「パチンコ復活」へ。設定・フラグ・安定装置・羽根モノ……日工組の新たな挑戦
2026.06.04 / 組合・行政日本遊技機工業組合(日工組)は第66回通常総会を開催。終了後の懇親会では榎本善紀理事長、小倉敏男副理事長、星野歩副理事長らがパチンコの現状認識と今後の展望について語った。
パチンコ設置台数が200万台を割り込むなど厳しい市場環境が続くなか、各氏が共通して訴えたのは「パチンコ復活」への強い意志であり、その具体策として新たなゲーム性の導入や羽根モノ・低中射幸性機の拡充が強調された。
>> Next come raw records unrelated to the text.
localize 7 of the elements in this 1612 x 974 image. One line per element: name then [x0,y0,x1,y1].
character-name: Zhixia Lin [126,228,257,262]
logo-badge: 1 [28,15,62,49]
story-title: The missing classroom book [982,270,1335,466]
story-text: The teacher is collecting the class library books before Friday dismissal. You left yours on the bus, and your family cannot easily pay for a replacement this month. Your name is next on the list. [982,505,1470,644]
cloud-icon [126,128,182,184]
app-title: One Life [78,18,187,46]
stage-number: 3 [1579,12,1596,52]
榎本理事長は「これまで進められてきたゲーム性の緩和だけではなく、新たな仕組みを組み合わせることでパチンコ本来の魅力を取り戻したい」と語った。
そのキーワードとして挙げられたのが、「設定」「フラグ」、さらには「安定装置」や「発明」といった新たな仕組みだ。詳細は明かされなかったものの、従来にはない概念を取り入れ、多様な遊技性を実現していく方向性が示された。
また榎本理事長は、ユーザー離れの背景には「失われた信頼」があると指摘。その信頼を取り戻すため、多種多様な遊技機を市場へ送り出していく考えを示した。
続いて登壇した小倉副理事長は、パチンコ機販売が歴史的低水準で推移しているとの認識を示した上で、その打開策に言及した。
その中心に据えられているのが、多様な遊技機による「受け皿づくり」。今秋には複数メーカーから羽根モノが投入される予定となっているほか、低中射幸性機の開発も進められているという。小倉副理事長は、メーカー各社がさまざまなチャレンジを行いながら、一丸となって市場の再活性化を目指していく考えを語った。
星野副理事長が語った「たんぽぽ」の衝撃
会の最後を締めくくった星野副理事長は、東京都福生市にあるゲームセンター「たんぽぽ」を訪れた際の体験を紹介した。
都心から離れた立地であるにもかかわらず、店内に設置されていた20台のSANKYO製羽根モノ(KUGiTAMA)コーナーは満台。空き台を待つ客の姿もあり、その光景に大きな衝撃を受けたという。
「これだけの人が羽根モノを求めて集まって来るのか」
その現場で感じたファンの熱量とエネルギーは、未来遊技委員会が進める「低中射幸性路線」の確信につながったという。
星野副理事長は、こうした潜在需要を掘り起こすことこそが業界再生の鍵になるとの考えを示した上で、「メーカーの垣根を越えて知恵と英知、そしてやる気を結集すれば、この業界はまだまだやれる」と力強く語った。